Vingt-huit ans.
Vingt-huit ans.
vingt-huit ans. ce n’est pas un chiffre, c’est une respiration retenue trop longtemps. à Riga, la neige fondait sur les dictionnaires russes ; nous étions deux frères de sang et d’alphabet, convaincus que l’horizon nous appartenait. puis, le sablier s’est renversé. j’ai couru après la lumière ; lui a trouvé le silence sous une calotte noire, au zénith de sa vie, quand le monde lui tendait les bras.
aujourd’hui, l’écran a vibré. une icône numérique pour un moine devenu icône vivante, spectre bienveillant surgi du passé.
'je t’ai vu en rêve', m’a-t-il dit. dans son songe, j’étais debout au milieu d’un champ de cendres blanches. mes doigts étaient des tiges de magnésium incandescentes ; je ne peignais pas, j’arrachais des lambeaux de vide. j'étais l'artisan qui se consume pour que l’œuvre respire, un homme-allumette brûlant dans le noir.

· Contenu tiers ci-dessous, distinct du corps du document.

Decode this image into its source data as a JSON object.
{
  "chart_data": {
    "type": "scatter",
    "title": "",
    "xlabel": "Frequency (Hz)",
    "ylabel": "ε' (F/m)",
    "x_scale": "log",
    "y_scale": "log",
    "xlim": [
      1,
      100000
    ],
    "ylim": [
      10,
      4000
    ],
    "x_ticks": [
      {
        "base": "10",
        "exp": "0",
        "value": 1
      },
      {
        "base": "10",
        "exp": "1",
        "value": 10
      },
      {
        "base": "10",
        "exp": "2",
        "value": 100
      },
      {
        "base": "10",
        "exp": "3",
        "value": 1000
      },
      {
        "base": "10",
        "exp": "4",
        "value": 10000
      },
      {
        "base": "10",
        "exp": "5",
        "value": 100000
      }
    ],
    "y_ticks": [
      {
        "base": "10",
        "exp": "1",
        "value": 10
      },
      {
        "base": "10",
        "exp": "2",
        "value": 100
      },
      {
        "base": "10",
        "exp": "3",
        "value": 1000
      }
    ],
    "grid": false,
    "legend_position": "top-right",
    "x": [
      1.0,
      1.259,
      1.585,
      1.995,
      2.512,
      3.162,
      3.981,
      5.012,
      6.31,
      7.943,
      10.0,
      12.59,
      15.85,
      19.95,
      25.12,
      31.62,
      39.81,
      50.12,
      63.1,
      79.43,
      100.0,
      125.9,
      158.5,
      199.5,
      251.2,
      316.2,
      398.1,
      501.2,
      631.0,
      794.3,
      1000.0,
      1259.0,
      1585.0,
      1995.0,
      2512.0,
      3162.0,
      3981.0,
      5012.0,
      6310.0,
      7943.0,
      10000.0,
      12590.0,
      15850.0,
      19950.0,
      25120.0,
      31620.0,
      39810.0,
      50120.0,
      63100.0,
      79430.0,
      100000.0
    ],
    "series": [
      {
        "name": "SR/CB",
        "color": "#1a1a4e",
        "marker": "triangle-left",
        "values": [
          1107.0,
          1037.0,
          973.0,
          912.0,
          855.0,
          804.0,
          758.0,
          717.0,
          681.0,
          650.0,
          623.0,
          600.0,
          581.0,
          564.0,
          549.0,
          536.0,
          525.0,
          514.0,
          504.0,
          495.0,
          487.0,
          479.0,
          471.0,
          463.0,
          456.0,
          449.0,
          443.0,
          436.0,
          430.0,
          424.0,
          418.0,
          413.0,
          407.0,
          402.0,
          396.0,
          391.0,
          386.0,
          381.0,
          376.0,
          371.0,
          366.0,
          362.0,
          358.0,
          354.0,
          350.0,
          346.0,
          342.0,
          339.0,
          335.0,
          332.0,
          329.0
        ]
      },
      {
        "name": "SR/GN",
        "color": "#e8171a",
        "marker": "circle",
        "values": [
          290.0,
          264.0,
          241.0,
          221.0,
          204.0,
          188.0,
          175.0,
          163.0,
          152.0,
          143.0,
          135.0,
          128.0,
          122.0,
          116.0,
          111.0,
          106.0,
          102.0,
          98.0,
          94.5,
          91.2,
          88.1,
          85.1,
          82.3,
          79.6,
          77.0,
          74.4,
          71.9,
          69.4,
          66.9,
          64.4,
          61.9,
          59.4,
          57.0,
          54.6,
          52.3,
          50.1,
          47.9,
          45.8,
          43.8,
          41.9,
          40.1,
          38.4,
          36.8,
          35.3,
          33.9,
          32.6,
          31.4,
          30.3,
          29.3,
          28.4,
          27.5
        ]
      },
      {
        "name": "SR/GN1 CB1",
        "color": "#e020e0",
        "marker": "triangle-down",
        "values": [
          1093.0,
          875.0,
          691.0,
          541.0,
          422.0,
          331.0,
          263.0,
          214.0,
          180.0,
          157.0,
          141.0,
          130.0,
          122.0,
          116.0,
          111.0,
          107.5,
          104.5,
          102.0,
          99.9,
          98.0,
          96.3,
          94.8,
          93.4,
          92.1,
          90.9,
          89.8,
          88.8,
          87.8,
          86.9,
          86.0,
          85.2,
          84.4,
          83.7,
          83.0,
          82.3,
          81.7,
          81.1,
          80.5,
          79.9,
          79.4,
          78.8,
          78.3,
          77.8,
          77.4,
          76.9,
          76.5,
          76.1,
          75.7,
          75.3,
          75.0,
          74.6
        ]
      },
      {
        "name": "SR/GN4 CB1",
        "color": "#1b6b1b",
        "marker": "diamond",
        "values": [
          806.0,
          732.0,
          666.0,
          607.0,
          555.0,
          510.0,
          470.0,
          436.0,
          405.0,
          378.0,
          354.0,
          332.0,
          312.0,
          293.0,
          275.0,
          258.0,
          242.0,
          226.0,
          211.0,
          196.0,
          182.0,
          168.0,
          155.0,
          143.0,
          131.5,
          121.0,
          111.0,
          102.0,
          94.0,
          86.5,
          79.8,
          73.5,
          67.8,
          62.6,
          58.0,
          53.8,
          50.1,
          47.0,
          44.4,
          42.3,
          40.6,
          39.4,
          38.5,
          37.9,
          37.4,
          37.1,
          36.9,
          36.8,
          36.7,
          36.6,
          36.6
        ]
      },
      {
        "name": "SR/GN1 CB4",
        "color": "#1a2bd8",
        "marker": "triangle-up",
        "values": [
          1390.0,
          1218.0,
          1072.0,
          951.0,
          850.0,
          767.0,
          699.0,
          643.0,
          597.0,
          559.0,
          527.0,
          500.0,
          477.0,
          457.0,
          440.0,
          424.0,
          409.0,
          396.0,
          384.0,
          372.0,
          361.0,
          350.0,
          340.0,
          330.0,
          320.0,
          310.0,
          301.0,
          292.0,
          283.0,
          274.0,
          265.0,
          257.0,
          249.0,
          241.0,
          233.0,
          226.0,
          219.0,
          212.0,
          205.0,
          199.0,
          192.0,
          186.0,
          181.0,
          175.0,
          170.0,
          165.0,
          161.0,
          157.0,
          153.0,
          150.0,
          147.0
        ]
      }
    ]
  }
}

face au coin des images saintes, ces visages de bois et d’or qui ont tout vu, mes effondrements et ma sueur mêlée au sang, j'ai ressenti, pour la première fois jusque dans mes cellules, que mes prières n’étaient peut-être pas les bienvenues. '...pitié pour moi, mon Dieu, selon ta grande miséricorde... ne me chasse pas loin de ta face...' les mots de David cognaient contre mes tempes comme une litanie de naufragé. le corps n’est plus qu’une fontaine d’eau amère. pourtant, tout va bien. je reçois une grâce injuste, mais j’ai eu peur d’une peur froide et métaphysique.
est-ce que j’existe vraiment ? parfois, je suis certain d’être enfermé dans un songe, une illusion cosmique projetant les formes de mon propre imaginaire. cette sensation m’a mordu dès l’enfance : un spleen qui m’a caressé l’âme et qui m’accompagne depuis comme mon ombre.
désormais, je ne vois que ceux que la vie a éprouvés, ceux avec qui je traverserai ce siècle. je fuis les bavardages de surface où mon énergie s’épuise ; mon esprit ne cherche plus la foule, mais la résonance rare de ceux qui partagent mon naufrage. mes conversations les plus sincères sont avec les animaux, les oiseaux qui viennent sur mon balcon pour la nourriture, et parfois avec moi-même.
ou suis-je ce Faust moderne, marionnette dont Méphistophélès tire les fils ? je contemple mes dix-neuf ans d’archives, ce peuple de chats fixé dans le grain de la pellicule. je suis devenu l’archiviste officiel des félins, gardien de leurs ombres et de leurs griffes de brume. je relis mes mots, je scrute mes photos, cet art né de mes propres vertiges, et la stupeur me glace. ce n’est pas moi. je n’ai ni cette force, ni cette lumière. cet agencement de pixels et de phrases est trop vaste pour mon souffle, trop pur pour l’homme de boue que je devine dans le miroir. c’est le travail d’un étranger de génie, un passager clandestin qui squatte mes mains.
la création est un ogre. je ne mange que quelques fruits, une petite salade peut-être, beaucoup de chocolat noir et des fleuves de liquide : un régime de survie pour une carcasse immense qui refuse l'effondrement. ma réalité se résume aux kilomètres de marche, au savon sur ma peau, aux factures qui rappellent que la terre tourne.
je n’ai pas peur de la mort ; ce sac d’os est une prison dont les barreaux s’usent. ma seule terreur, c’est le bug. l’idée que mon système biologique soit mal configuré. que chaque émotion ne soit qu’un glitch, chaque rencontre que je croyais importante un cheval de Troie, un fragment de code injecté pour l’illusion d’être relié.
je reste là, dans la nuit de ma chambre, attendant la mise à jour de l’univers pour redevenir enfin fonctionnel.